Of all the lame and clichéd things to compare music to, sex might just be the most lame and clichéd. This is for a few reasons, one of which is that, well, we don’t really mean it, do we? “This album is better than sex.” Like,
actually? Or maybe the more facetious “this album is boner[s].” Or, oh boy, calling something “orgasmic”. We can’t sincerely compare sex to music because the extent of “sexy” or “orgasmic” in music these days is sex as a
process; if we were to trust most musicians today, sex is probably the most boring, banal procedure out there. Just a dick moving around in various holes.
Read that last sentence again. Did it make you feel uncomfortable? That’s sort of how
Vespertine works. This is sex not as “Let’s go all the way tonight,” (or whatever) but as “Who would have known that a boy like him / would have entered me lightly / restoring my blisses.” Or, as Robert Christgau put it, “Sex, not f
ucking.” Well,
yeah. You don’t
fuck Bjork. In the realm of albums that, in one way or another, can be compared to sex of some kind, this is what makes
Vespertine special. And also very uncomfortable. Most of us are okay with talking about sex, comparing things with sex, etc. as long as we’re not being too serious or too intimate, and this album is both of those. It’s organically sexual instead of blankly so, and Bjork talks to us completely straight-faced, and, though (let’s admit it) that’s a huge turn-on, it’s also awkward. Two of the music videos from the album give us her, naked, in front of a camera, with threads and ribbons coming out of her nipples. The first song is called
”Hidden Place”. Bjork is here, taking the huge strings-and-beats combination of
Homogenic, and inverting them with little bloops and clicks in your ear (or, as they should be: this is a headphones album, no questions asked) and angelic choirs singing you to sleep. And she’s asking you to f
uck her. Or, rather, have sex with her.
Okay, I know: this is musician admiration in its creepiest form, right? I mean, that’s not, like,
actually what she’s doing, right? And though how much it affects you may depend on how much you appreciate come-ons like “Let's unite tonight / we shouldn't fight / embrace you tight” (it sounds amazing when she sings it, I swear),
Vespertine is an undoubtedly sexual album. In fact, it’s one of the few “concept” (assuming that sex is a unifying theme, yes) albums that actually sounds like its own subject matter. That’s right, this album
sounds like sex.
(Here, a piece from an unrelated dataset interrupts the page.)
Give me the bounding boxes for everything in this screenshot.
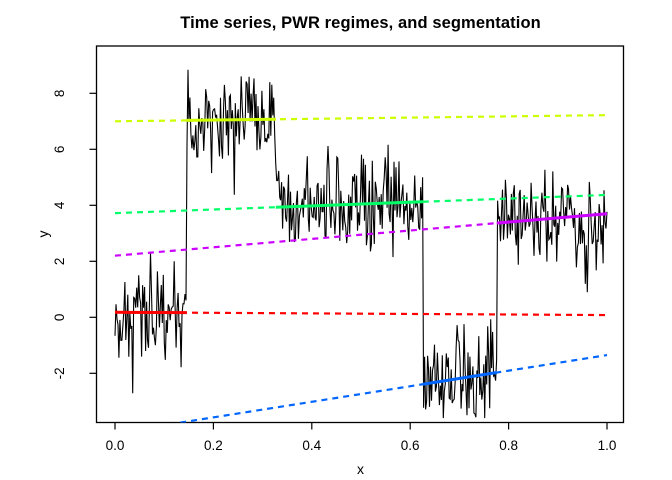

It’s all contained in opening track “Hidden Place,” with its absolutely astounding this-is-what-Heaven-sounds-like chorus, strings and choirs and whirring beats all present. Then there’s Bjork, her voice as fantastic as it’s ever been but also more controlled than it’s ever been, cooing to us, suggesting that “We go to that hidden place”. It’s celestial, it’s moving, it’s--yes--orgasmic.
Vespertine is that, twelve times over. As pure
experience, it’s among the best albums ever released. “Cocoon,” the track directly after “Hidden Place,” turns the pleading even more inward, Bjork’s voice as up-close and personal as possible, every small crack and seam apparent as she stretches her range to its maximum. “Cocoon,” especially in relation to its preceding track, displays the album’s ability to manipulate its dominating texture and mood in such a way that, even if the tracks are pleasing for approximately the same reason, the album never feels homogeneous.
Then there’s “An Echo, A Stain,” the ultimate example, where she takes the formula and completely implodes it. The lyrics and mood are sexual, yes (“She touched / my arm / and smiled”), but also terrifying and, much like “Cocoon,” disarmingly personal. The lyrics, the breaths in between stanzas, the little bleeps and bloops and the string swells: they’re all right there, travelling through one ear and out the other. When Bjork sings “Feel my breath / down your neck / and your heart / will race,” she
knows that’s a literal statement. In the right context, it’s a f
ucking religious experience.
The essence of
Vespertine, though I may have briefly tricked you into thinking otherwise (my apologies, was just easing you in), is not sex. It’s that it uses its theme in such honest and captivating ways that it transcends sex, or electronic music, or whatever other labels that might be applied to it. This is transporting music, celestial music, music of the
fuckin’ heavens, man. It is, along with Panda Bear’s
Person Pitch, the most staggering album-length achievement by a solo artist this side of the 21st century.